PP43B-1484:
Use of Groundwater Tracers to Assess Climate Change in North-Central New Mexico during the Holocene Epoch

Thursday, 18 December 2014
Stephen Michael Yanicak1, Michael Dale2, Kim Granzow2, Patrick Longmire2 and George Perkins3, (1)New Mexico Environment Department, Albuquerque, NM, United States, (2)New Mexico Envionment Department, 1183 Diamond Drive, Suite B, Los Alamos, New Mexico 87544, NM, United States, (3)Los Alamos National Laboratory, Earth and Environmental Sciences Division, MS D469, Los Alamos, NM, United States
Abstract:
The groundwater system at Los Alamos, New Mexico encompasses a complex shallow mountain-block and mountain-front zone; intermediate-depth perched zones located east of the mountain front; and an extensive regional aquifer occupying the Rio Grande rift. In the study area, groundwater-flow paths in the regional aquifer are generally from the northwest to southeast that laterally extend 17 km before discharging to the Rio Grande.
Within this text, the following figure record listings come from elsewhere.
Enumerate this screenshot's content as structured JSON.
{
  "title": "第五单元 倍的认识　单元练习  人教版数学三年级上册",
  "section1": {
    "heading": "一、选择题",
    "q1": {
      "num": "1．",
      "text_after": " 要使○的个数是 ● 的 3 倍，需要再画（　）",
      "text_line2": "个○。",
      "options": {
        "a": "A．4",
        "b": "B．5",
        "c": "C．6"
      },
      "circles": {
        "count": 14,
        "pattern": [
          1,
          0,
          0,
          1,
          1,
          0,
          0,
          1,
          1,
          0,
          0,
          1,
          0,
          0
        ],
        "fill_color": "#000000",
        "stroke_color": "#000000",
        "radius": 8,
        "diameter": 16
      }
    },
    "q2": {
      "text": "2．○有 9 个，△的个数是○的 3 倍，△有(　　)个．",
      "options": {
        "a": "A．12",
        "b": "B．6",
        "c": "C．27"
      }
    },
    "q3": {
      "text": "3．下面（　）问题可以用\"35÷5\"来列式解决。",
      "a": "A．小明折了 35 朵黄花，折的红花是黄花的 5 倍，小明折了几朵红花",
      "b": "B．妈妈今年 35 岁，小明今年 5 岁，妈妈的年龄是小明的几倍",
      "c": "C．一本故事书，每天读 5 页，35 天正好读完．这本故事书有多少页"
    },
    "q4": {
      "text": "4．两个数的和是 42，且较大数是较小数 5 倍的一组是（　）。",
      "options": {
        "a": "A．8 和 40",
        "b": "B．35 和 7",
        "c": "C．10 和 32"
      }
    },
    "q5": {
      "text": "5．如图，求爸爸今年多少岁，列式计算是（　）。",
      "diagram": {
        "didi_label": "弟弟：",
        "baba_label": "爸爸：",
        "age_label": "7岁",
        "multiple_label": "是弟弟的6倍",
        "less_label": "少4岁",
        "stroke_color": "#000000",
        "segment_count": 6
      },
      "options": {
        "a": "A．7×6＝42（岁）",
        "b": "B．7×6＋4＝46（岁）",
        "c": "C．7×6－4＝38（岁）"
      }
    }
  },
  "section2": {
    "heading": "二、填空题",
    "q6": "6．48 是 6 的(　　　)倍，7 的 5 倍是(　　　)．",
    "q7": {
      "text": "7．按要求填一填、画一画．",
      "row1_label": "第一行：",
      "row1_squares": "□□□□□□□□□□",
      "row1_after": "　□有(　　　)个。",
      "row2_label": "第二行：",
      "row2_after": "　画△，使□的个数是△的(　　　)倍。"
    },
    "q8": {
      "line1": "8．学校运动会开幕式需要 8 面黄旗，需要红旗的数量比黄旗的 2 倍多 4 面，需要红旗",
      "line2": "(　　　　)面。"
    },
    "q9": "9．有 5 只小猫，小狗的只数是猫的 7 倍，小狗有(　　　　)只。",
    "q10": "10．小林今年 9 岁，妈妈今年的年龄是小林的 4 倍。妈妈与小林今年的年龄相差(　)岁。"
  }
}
This system is unconfined and variable mixing occurs at greater distances east of the primary recharge zones. Since 1943, the regional aquifer has been mined for industrial processes and residential use and consumption at Los Alamos. A large data set for groundwater-age and inorganic solutes has been assembled for the intermediate-depth perched zones and regional aquifer, which provides a potential archive record of paleoclimate-change occurring during the past 10,000 years. Groundwater ages range from modern groundwater to approximately 9,700 years before present. Unadjusted radiocarbon-age results for groundwater samples collected from 58 background-monitoring wells and 10 springs correlate well with natural chloride and perchlorate concentrations and δ18O values. Background concentrations of dissolved perchlorate and chloride increase with increasing groundwater age and residence time. Values of δ18O are slightly heavier in groundwater samples having increasing age, suggesting that warmer climatic conditions occurred 10,000 years before present. Perchlorate and δ18O datasets correlate the strongest with average groundwater age, showing Pearson correlations of 0.81 and 0.71, respectively. The Pearson correlations for chloride to age and perchlorate to chloride are 0.62 and 0.81, respectively. Overall, this dataset suggests that climatic cooling has gradually occurred in north-central New Mexico during the Holocene, and does corroborate previous Holocene climate-change studies conducted in the southwestern United States.